Bétharram : un ancien évêque héros de la Résistance accusé de viol par un ex-élève
Un ex-collégien de Notre-Dame de Bétharram a déposé plainte en 2025 pour viol contre Mgr Pierre-Marie Théas, décédé en 1977. L'Inirr doit statuer sur l'indemnisation le 6 octobre.

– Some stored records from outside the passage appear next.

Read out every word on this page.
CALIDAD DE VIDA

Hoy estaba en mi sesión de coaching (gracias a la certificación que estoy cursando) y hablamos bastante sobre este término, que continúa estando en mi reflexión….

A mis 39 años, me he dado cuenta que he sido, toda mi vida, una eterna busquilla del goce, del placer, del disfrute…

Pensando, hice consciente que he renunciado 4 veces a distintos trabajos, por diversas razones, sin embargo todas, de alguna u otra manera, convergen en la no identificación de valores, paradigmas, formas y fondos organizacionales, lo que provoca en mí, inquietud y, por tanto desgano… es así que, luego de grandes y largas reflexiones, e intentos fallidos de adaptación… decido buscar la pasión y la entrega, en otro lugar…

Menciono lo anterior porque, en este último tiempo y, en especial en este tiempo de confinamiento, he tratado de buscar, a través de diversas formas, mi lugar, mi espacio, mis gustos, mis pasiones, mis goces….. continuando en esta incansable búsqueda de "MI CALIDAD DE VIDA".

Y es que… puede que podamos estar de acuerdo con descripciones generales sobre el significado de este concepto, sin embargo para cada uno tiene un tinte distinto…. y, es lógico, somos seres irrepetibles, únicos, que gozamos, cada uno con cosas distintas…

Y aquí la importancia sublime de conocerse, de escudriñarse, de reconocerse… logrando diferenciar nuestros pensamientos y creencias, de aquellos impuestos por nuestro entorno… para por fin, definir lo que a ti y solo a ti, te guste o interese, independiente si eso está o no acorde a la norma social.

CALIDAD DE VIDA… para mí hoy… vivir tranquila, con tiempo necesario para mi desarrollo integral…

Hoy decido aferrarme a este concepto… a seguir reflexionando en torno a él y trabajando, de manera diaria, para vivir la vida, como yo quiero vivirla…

Mgr Théas, figure de la Résistance, visé par une plainte pour viol à Bétharram
Selon BFM TV, un ancien élève de Notre-Dame de Bétharram, établissement catholique des Pyrénées-Atlantiques, a déposé plainte en 2025 pour violences psychologiques, physiques et sexuelles subies pendant sa scolarité. Parmi ces faits, il évoque un viol commis en 1971 par un "vieux prêtre" dans un "bâtiment à l'écart". L'information a été révélée samedi 19 septembre par Mediapart.
L'homme mis en cause est Pierre-Marie Théas, ancien évêque de Tarbes et Lourdes, décédé en 1977. Reconnu "Juste parmi les nations" pour son engagement contre la persécution des Juifs durant l'Occupation, Théas est aujourd'hui au cœur d'une enquête interne de l'Église catholique.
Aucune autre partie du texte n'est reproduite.